Bulging pipelines, tight competition for Indonesia hotel sector: Horwath

villa-image

A villa in Bali

THE buoyant domestic travel market will keep the hospitality sector in Indonesia afloat despite terrorism threats and uncertainties surrounding the global economy, according to Horwath HTL’s Top Trends in Indonesian Hospitality for 2016 report.

Homegrown chains such as Archipelago, Tauzia, Whiz, Zuri, Santika and Horison are expected to continue their aggressive expansion with bulging pipelines. However, with over 130 different brands across all market categories offered by some 50 domestic operators, the brand saturation also creates fierce and unsustainable competition among the chains amid growing corporate costs.

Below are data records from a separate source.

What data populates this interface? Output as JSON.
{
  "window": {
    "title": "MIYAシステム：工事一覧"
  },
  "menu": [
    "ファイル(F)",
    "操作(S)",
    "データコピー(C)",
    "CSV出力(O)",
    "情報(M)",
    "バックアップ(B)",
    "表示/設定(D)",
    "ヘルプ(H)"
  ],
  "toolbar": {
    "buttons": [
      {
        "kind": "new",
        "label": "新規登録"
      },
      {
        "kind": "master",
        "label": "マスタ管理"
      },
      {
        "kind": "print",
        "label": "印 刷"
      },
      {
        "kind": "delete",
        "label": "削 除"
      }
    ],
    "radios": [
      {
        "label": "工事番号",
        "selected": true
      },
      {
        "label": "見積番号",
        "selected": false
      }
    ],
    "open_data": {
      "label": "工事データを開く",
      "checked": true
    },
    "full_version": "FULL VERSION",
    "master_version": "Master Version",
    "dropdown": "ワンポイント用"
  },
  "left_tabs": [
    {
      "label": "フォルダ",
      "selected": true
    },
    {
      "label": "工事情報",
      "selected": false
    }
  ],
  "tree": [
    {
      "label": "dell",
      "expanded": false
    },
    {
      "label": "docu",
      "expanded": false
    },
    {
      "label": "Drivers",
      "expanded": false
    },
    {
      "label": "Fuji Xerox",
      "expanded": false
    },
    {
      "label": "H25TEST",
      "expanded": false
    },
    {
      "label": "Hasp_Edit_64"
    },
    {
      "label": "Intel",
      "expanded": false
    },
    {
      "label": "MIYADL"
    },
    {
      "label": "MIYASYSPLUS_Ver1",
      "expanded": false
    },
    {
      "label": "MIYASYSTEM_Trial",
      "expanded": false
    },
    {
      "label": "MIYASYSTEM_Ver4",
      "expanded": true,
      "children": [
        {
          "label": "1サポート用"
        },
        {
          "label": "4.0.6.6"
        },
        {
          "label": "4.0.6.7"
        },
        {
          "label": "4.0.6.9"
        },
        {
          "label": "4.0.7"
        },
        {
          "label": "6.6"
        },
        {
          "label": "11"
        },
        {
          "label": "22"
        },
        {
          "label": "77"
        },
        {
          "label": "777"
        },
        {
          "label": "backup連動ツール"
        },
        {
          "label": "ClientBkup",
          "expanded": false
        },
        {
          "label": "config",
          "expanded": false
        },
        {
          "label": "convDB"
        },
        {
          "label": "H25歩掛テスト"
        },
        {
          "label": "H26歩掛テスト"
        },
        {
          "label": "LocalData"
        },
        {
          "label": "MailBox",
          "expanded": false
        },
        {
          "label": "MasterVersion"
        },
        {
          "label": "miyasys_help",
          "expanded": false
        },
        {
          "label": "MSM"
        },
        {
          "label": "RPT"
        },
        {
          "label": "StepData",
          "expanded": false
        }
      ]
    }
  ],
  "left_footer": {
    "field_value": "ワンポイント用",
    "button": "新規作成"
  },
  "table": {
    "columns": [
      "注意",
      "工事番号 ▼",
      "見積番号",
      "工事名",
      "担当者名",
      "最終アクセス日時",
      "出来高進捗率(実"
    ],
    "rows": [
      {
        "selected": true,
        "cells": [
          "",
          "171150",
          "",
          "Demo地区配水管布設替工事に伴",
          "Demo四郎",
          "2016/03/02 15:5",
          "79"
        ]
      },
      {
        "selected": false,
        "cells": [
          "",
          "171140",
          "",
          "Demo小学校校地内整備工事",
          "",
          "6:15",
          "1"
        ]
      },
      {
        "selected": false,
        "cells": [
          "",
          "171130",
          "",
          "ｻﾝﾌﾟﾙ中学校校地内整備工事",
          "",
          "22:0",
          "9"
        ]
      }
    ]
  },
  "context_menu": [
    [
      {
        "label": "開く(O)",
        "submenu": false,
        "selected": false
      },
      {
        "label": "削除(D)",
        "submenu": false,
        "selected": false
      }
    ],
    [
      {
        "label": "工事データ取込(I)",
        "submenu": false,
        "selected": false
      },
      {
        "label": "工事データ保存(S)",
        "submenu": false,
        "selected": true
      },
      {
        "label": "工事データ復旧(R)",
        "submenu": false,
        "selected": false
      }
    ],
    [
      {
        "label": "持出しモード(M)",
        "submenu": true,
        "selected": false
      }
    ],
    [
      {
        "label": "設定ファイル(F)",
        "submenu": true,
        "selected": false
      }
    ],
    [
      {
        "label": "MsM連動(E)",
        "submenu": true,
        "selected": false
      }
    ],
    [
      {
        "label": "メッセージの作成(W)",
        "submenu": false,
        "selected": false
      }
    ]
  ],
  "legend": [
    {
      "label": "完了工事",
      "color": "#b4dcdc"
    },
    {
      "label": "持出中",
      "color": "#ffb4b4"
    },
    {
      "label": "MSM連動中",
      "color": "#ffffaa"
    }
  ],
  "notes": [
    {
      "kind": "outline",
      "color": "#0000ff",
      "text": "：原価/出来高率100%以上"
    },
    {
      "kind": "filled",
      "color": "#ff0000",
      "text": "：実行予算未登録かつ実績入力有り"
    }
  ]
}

As well, millennials are emerging as a dominant new consumer group with social media increasingly impacting consumer purchasing decisions, observed Matt Gebbie, director of Horwath HTL. The mobile generation is less driven by brand loyalty and will usually search for unique perks and value-for-money experiences, he added.

Gebbie said: “There’s an explosion of homegrown hotel brands eager to win over this demographic. However in the race to market, brand identity and product differentiation are often neglected, (resulting) in price wars and a lower bottom line.”

As such, Horwath foresees the consolidation of local hotel brands to begin in Indonesia this year, reflecting the greater consolidation trend on the global hospitality front.

The sharing economy and online integration technology are also shaping travel in Indonesia with the rise of travel aggregators (e.g. Travelio, Traveloka, Tiket, Goindonesia and Travelindo) and peer-to-peer business models (e.g. Airbnb, Go-Jek and Uber) in the country.